Additionally, Cassim noted that during last year’s winter, both units at the Koeberg nuclear power station were operational, providing 1,860MW of capacity at peak. However, only Unit 2 will be available this year, as Unit 1 is scheduled to be offline until next year for a life extension project, further reducing capacity by 970MW.
Eskom will have approximately 3,000MW less capacity, equivalent to three full stages of load-shedding, without considering any unplanned breakdowns. Cassim explained that the best-case scenario for Eskom’s winter outlook would involve managing load-shedding between stage 4 and stage 6. He stated, “If we can keep the peak load-shedding at stage 6 or lower and off-peak load-shedding at stage 4, I think we are going to have a successful winter.”
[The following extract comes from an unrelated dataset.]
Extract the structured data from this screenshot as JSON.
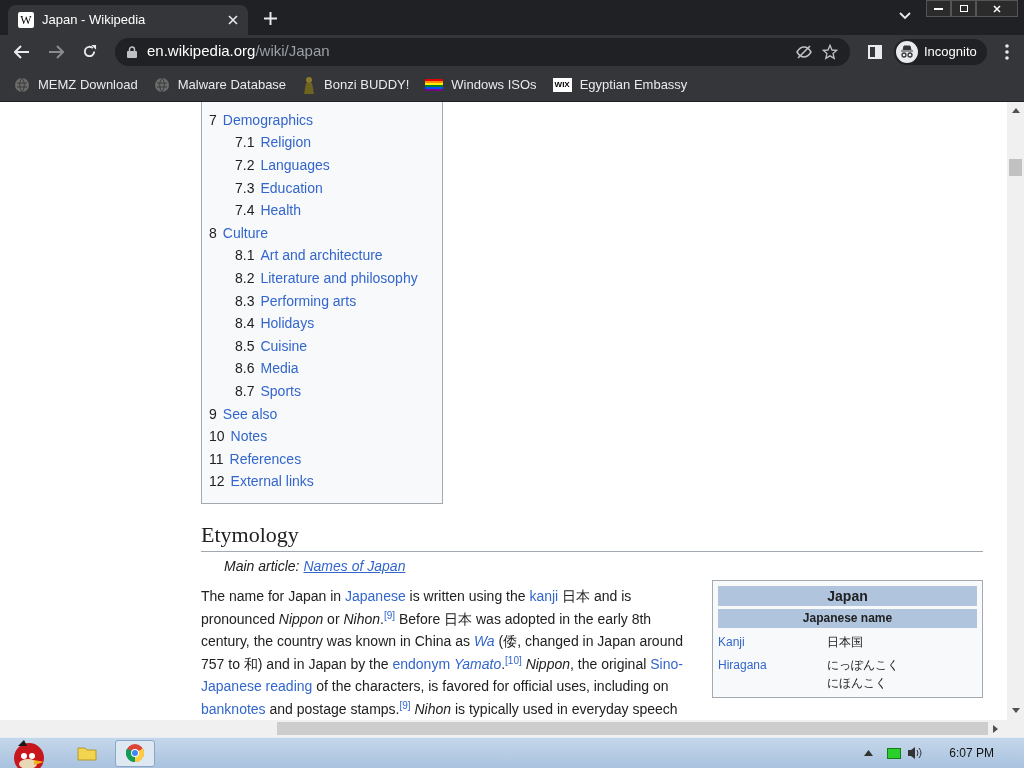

However, if the availability of the remaining units during the winter period is similar to last year, load-shedding could exceed stage 6. This is because Eskom implemented stage 6 load-shedding, the highest level, during winter last year.
With an additional 3,000MW of unavailable capacity, Eskom may be compelled to implement stage 9 load-shedding during peak periods and stage 7 during off-peak periods. The only alternatives to avoid this scenario are a significant reduction in demand or substantial improvements in the performance of other power stations, according to University of Johannesburg physics professor Hartmut Winkler and energy expert Clyde Mallinson.
Eskom’s System Operator, responsible for maintaining supply-demand balance and preventing grid collapse, recently updated the load-shedding code of practice to include guidance for municipalities on implementing stage 9 to stage 16 load-shedding. Winkler indicated that under stage 9 load-shedding, South Africans should anticipate 12 hours without power each day, alternating between four hours with electricity and four hours without.
Eskom issued a statement countering claims of an imminent grid collapse circulating on social media, asserting that the risk of a national blackout is highly unlikely. Cassim echoed this sentiment, expressing confidence in the System Operator staff’s work and emphasising that he is not currently concerned about a blackout but rather about the potential need for stage 8 load-shedding.